The seven men are Soviet soldiers, imprisoned by Nazis in the eponymous meat curing room below a monastery in Southern Poland during 1944. The production follows this group of military men, used to adhering to orders provided by a formal chain of command. The play depicts what happens when this structure is suddenly pulled out from beneath their feet. Stripped not only of clothes, but rank, dignity and worldly trappings.
It explores an explicitly male reaction to complete isolation from what we deem ‘reality’ and the set of rules humanity has constructed to govern it. From the off this production mocks the formalities and masculinity of military life – the absurdity of soldiers standing to attention with no clothes on, struggling to hold onto some semblance of order.
Director Joao de Sousa’s choice of minimal set and non-intrusive information projection keeps the audience focused on the acting. Meaning total reliance on actors to command the stage – which they do very well. Each actor more-than proves himself in portraying strong, individual characters who play off one another. There is a clear bond between the cast members (no pun intended).
Characters such as the compassionate Sasha Ehrenberg (Harvey Robinson), strive to retain order and hold back the chaos. Whereas the sinister Leonid “Animal Killer” Drossov (Will Bowden) feeds off this and becomes the main destabilising influence within the room.
The group is initially held together by their unanimous, unquestioning respect for authority, chosen for them by the almighty power of The State in the form of naïve former economist Captain Victor Nikolov (Rupert Elmes).
The play’s infamous nudity doesn’t feel gratuitous.
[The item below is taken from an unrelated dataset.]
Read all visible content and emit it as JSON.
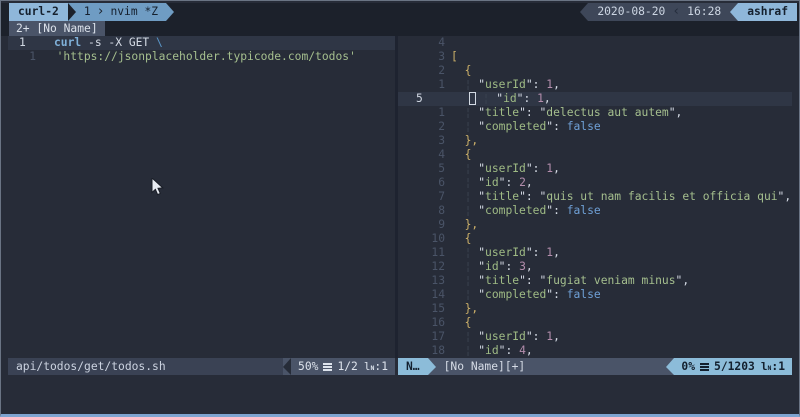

It’s not a brief scene with the intention to shock, but one aspect of the men’s sustained vulnerability and deprivation from anything and everything.
A constant theme through the play is that of the internal struggle between man’s animal instinct and mental logic.
Some characters feel that survival is all that matters. For others, this is outweighed the emotional cost of living with the consequences of their actions. Ceasing to be a man and becoming a monster. But ultimately all adhere to their base instincts of self-preservation, horrified by what they are capable of.
The Curing Room is about many things which are impossible to do justice in a short written review.